Introducción a Naive Bayes
Naive Bayes se encuentra entre uno de los algoritmos de clasificación muy simples y potentes basados en el Teorema de Bayes con una suposición de independencia entre los predictores. El clasificador Naive Bayes asume que la presencia de una característica en una clase no está relacionada con ninguna otra característica.

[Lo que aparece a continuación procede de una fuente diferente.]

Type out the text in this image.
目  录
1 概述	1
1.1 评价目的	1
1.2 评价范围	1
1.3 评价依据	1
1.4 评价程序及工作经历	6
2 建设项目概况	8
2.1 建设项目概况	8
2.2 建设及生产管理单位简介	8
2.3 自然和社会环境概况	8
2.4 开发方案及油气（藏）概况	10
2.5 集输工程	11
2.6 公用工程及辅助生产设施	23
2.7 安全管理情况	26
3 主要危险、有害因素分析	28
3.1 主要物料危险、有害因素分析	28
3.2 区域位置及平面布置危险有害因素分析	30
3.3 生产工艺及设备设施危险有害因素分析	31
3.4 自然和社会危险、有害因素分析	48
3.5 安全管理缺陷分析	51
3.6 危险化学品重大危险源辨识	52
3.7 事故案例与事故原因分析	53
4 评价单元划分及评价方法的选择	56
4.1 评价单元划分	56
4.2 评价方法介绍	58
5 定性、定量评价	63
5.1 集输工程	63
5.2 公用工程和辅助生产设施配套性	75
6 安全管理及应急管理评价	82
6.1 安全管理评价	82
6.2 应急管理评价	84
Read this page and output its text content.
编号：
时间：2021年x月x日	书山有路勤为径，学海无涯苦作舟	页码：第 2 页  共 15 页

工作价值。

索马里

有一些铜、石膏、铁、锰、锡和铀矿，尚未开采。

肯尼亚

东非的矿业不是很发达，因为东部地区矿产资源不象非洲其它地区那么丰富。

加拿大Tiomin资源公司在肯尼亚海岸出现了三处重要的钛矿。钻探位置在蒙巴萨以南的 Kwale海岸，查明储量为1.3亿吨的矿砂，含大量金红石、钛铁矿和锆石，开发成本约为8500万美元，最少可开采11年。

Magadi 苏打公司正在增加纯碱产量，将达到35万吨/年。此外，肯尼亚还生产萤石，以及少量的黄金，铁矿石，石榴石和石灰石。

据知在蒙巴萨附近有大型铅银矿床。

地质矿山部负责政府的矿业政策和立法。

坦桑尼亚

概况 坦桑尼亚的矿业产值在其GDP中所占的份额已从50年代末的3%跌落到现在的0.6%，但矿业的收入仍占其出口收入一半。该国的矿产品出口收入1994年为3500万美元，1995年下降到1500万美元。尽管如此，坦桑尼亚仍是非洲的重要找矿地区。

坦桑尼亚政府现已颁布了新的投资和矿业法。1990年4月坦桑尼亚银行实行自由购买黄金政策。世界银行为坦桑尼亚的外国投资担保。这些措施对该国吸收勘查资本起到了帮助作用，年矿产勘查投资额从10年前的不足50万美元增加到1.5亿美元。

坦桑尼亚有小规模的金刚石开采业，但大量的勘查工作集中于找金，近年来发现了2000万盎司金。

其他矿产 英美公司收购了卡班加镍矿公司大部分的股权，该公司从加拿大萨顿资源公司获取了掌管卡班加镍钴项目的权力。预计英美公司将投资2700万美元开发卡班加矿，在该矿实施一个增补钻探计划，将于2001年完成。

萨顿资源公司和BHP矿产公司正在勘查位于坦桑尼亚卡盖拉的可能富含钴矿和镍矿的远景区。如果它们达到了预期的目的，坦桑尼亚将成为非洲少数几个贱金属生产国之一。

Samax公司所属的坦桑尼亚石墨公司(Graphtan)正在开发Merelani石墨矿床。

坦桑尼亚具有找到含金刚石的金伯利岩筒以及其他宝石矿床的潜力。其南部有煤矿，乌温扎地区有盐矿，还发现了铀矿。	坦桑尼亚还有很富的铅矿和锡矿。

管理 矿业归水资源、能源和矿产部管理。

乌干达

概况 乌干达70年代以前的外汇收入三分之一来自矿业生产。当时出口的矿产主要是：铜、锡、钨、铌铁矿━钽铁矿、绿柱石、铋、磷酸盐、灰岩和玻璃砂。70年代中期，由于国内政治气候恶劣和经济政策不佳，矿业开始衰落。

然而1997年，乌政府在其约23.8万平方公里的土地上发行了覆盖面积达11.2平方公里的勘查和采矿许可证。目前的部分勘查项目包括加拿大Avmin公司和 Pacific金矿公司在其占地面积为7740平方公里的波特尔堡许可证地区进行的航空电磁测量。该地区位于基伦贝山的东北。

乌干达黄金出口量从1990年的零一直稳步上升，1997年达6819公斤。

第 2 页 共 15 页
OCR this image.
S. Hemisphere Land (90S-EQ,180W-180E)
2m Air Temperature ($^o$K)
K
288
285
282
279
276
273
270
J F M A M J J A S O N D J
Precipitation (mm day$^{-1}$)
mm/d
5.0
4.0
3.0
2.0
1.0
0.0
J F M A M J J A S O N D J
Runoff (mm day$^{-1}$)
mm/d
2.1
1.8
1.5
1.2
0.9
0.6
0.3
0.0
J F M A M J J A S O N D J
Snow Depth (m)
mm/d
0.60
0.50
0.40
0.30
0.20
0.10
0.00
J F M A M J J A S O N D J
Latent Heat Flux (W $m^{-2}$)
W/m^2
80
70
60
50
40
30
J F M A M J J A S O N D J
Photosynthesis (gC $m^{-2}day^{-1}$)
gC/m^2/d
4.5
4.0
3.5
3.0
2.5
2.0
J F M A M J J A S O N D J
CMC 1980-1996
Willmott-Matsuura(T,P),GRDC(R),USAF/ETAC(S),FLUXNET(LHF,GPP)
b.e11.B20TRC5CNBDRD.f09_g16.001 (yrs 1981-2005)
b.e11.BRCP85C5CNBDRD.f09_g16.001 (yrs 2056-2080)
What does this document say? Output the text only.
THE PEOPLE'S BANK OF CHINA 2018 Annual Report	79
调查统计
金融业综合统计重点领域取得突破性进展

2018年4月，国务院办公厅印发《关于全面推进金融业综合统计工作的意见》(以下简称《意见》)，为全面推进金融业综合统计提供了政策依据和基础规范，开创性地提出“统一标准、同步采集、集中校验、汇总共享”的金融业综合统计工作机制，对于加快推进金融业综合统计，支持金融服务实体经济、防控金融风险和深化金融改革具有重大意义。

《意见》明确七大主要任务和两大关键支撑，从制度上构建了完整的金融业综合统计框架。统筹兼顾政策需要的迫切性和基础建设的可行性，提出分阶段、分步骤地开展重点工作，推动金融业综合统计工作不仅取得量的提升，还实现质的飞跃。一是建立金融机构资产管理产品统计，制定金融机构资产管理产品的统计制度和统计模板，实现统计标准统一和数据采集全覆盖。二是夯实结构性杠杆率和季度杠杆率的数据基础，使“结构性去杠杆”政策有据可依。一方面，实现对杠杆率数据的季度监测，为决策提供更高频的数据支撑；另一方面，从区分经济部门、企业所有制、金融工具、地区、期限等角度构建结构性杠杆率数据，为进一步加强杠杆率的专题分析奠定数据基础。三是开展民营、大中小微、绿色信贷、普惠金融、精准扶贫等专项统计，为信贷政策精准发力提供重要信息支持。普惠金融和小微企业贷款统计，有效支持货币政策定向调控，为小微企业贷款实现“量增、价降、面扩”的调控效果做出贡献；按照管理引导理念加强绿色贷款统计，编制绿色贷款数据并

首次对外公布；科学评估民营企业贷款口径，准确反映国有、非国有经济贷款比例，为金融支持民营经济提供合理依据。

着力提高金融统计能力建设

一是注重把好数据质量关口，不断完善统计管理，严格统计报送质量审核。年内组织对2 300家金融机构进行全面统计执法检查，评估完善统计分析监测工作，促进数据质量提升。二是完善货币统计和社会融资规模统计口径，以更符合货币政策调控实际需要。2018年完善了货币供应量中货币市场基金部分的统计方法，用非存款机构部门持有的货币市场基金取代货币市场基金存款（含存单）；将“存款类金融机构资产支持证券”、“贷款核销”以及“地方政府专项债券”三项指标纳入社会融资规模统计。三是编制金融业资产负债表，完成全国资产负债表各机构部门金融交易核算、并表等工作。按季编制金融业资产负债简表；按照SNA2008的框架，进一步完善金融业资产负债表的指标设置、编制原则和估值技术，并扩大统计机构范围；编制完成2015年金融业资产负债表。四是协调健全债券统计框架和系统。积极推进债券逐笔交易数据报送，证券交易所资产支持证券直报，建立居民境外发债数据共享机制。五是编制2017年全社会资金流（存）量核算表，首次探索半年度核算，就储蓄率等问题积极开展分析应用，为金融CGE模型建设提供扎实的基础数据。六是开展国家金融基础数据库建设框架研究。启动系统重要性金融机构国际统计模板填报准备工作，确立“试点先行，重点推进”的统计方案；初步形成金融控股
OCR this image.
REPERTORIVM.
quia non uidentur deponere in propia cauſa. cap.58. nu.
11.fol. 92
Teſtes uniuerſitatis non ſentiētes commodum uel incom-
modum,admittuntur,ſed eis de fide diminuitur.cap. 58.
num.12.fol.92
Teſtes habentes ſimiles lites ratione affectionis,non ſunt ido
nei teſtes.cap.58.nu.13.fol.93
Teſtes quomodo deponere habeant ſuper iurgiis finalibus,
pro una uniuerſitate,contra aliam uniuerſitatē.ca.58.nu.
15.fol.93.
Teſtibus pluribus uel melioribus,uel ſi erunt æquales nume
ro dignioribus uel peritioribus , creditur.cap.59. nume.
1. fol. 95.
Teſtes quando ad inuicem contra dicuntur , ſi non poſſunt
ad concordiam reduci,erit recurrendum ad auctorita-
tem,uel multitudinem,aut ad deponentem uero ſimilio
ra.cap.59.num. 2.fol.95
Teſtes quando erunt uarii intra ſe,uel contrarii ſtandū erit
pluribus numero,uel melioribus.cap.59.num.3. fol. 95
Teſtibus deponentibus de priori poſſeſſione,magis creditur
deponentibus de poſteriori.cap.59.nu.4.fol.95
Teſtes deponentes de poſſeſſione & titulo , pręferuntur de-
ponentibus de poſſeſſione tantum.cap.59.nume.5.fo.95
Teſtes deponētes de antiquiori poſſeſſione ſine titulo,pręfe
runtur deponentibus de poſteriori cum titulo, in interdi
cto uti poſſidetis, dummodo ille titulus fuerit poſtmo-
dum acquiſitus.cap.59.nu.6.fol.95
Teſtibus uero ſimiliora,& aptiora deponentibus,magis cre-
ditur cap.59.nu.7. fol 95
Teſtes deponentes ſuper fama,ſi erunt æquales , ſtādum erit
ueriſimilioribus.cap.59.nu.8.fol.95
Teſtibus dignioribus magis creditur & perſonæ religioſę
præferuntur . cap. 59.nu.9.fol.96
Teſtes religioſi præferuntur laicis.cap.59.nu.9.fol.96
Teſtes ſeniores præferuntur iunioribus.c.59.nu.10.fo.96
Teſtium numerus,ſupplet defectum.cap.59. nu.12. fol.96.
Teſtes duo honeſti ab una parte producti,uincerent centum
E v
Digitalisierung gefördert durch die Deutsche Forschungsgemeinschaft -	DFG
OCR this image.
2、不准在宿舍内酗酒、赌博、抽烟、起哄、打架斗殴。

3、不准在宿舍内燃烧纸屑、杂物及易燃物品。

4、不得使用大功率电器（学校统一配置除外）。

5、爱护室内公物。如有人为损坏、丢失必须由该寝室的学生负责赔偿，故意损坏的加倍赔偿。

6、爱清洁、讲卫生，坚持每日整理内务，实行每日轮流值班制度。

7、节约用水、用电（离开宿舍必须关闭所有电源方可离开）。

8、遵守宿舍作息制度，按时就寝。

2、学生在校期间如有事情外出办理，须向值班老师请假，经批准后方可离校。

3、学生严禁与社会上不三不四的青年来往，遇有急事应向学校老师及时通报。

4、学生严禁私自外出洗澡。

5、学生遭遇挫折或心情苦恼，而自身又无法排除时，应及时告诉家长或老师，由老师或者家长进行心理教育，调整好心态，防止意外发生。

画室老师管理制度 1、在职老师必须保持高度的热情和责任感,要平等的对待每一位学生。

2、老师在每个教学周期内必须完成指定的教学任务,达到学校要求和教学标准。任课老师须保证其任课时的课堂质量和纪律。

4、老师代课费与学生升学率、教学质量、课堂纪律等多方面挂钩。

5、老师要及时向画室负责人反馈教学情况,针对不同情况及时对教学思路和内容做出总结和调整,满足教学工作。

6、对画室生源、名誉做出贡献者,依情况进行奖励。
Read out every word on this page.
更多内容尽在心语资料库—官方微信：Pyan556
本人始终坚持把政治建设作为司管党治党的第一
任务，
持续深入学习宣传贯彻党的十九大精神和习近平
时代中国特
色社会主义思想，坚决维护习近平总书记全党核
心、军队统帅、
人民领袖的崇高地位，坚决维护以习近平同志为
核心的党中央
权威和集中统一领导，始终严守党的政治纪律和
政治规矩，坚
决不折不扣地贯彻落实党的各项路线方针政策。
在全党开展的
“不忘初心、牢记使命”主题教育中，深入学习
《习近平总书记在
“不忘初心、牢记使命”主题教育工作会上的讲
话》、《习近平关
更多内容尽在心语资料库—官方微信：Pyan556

Naive Bayes es un algoritmo de clasificación para problemas de clasificación binarios y multiclase.
Teorema de Bayes
- Basado en el conocimiento previo de las condiciones que pueden estar relacionadas con un evento, el teorema de Bayes describe la probabilidad del evento
- la probabilidad condicional se puede encontrar de esta manera
- Supongamos que tenemos una Hipótesis ( H ) y evidencia ( E ),
De acuerdo con el teorema de Bayes, la relación entre la probabilidad de la Hipótesis antes de obtener la evidencia representada como P(H) y la probabilidad de la hipótesis después de obtener la evidencia representada como P( H|E) es:
P(H|E) = P(E|H)*P(H)/P(E)
- Probabilidad previa = P(H) es la probabilidad antes de obtener la evidencia
Probabilidad posterior = P(H|E) es la probabilidad después de obtener la evidencia - En general,
P(class|data) = (P(data|class) * P(class)) / P(data)
Ejemplo del teorema de Bayes
Supongamos que tenemos que encontrar la probabilidad de que la carta elegida al azar sea rey dado que es una carta con figuras.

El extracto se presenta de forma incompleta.